Marché immobilier :La baisse des prix se prolonge

Les prix des logements continuent d’enregistrer une légère baisse à Oran par rapport à 2023. C’est ce qu’ont indiqué des agents immobiliers que nous avons contactés. Sur 18 mois, les prix ont nettement décéléré. Le marché immobilier poursuit actuellement une phase descendante, aussi bien au niveau des prix qu’en nombre de transactions à Oran.
Ce repli s’est paradoxalement accompagné par une relative rareté d’appartements à louer. «Enclenchée en 2023, la tendance baissière se poursuit à Oran. Freinés par la pandémie Covid-19, les prix de l’immobilier ont enregistré une légère hausse en 2022 à Oran avant d’entamer une légère baisse en 2023. La courbe baissière se poursuit cette année 2024. Même si ce n’est pas le cas partout à travers le territoire de la wilaya, les appartements sont moins chers actuellement», explique Nasro, un agent immobilier installé au centre-ville d’Oran. «Un appartement situé à plateau qui valait 20 millions de dinars, il y a 18 mois, ne dépasse pas les 15 millions de dinars actuellement. Les appartements affichent un prix moyen situé entre 100.000 dinars et 140.000 dinars le m². Depuis une année, la baisse s’est installée. Pour le 18e mois consécutif, les prix dans la capitale de l’Ouest ont légèrement chuté», souligne le spécialiste de l’immobilier.
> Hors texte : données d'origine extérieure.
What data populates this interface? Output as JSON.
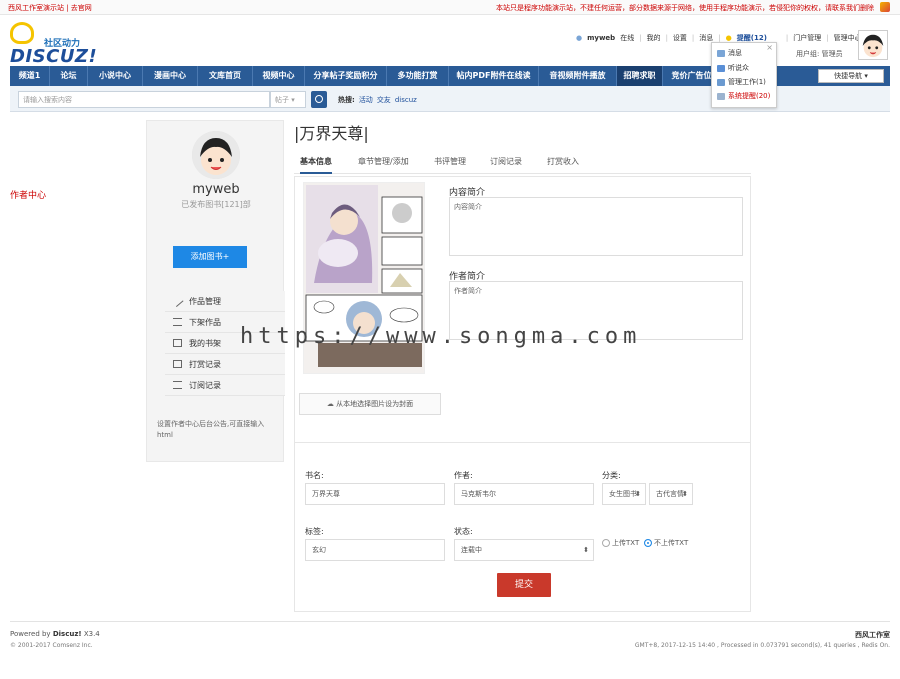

Les villas, les appartements ou encore les résidences voient leur prix baisser légèrement. La preuve en chiffres : les prix des appartements de luxe ont baissé. Dans le haut standing, un appartement F4 de 120 m² au 9e et dernier étage à El Yasmine, est proposé à 1.5 milliard de centimes, contre plus de 2 milliards de centimes, il y a 18 mois. Conçu avec des matériaux de construction nobles, l’entrée de l’appartement dispose d’un hall et d’un spacieux salon ouvert sur une cuisine moderne et équipée, avec une vue sur mer. Un appartement F4 neuf de 124 m², avec une place de parking situé dans une résidence au boulevard Millénium, affiche 1.5 milliard de centimes. Un appartement F4 de 120 m² meublé au boulevard Millénium est proposé à 1.7 milliards de centimes. «Il y a dix-huit mois, de tels appartements huppés dépassaient allégrement les deux milliers de centimes», compare Nasro.
Un référentiel pour plus de transparence
Dans le segment du modeste standing, un appartement F2 de 52 m² à Seddikia est proposé à 850 millions de centimes, contre 950 il y a 18 mois. Le même appartement, situé à Haï EL Yasmine (7e étage avec ascenseur) est proposé à 550 millions de centimes. «Cette tendance baissière devrait se prolonger dans les prochains mois», selon plusieurs agents immobiliers interrogés. D’aucuns, parmi les observateurs du marché de l’immobilier sont surpris par cette baisse même si elle est légère pour un secteur qui a grimpé de plus de 40%, entre 2015 et 2020. Depuis deux ans, les ménages préfèrent des propriétés plus excentrées où ils peuvent s’offrir des biens plus grands et moins chers toits.
Par ailleurs, les transactions ont été freinées par la taxe sur la plus-value. La Direction générale des impôts a publié récemment un référentiel pour les transactions immobilières en Algérie relatif à la période biennale 2021-2022. Ce référentiel qui «fera l’objet d’une actualisation périodique» et vise à assurer «plus de transparence», reprend les fourchettes de valeurs vénales de l’immobilier en Algérie. Le document classe les biens par wilayas, communes, zones et par type de biens, comme les immeubles individuels, collectifs et semi-collectifs, locaux et terrains. A Oran, les prix diffèrent d’un quartier à un autre. Le prix du mètre carré sur les locaux commerciaux dans l’artère commerciale de Sénia varie entre 91.000 et 104.000 DA. Pour un bien économique individuel, en zone résidentielle, le prix du mètre carré est compris entre 68.000 DA et 78.000 DA. Dans les communes de l’Est d’Oran, le prix du mètre carré, en zone résidentielle, est compris entre 119.000 DA et 136.000 DA, tandis que pour un immeuble collectif ou semi collectif d’une zone périphérique de la même commune, le prix de mètre carré oscille entre 51.000 DA et 58.000 DA.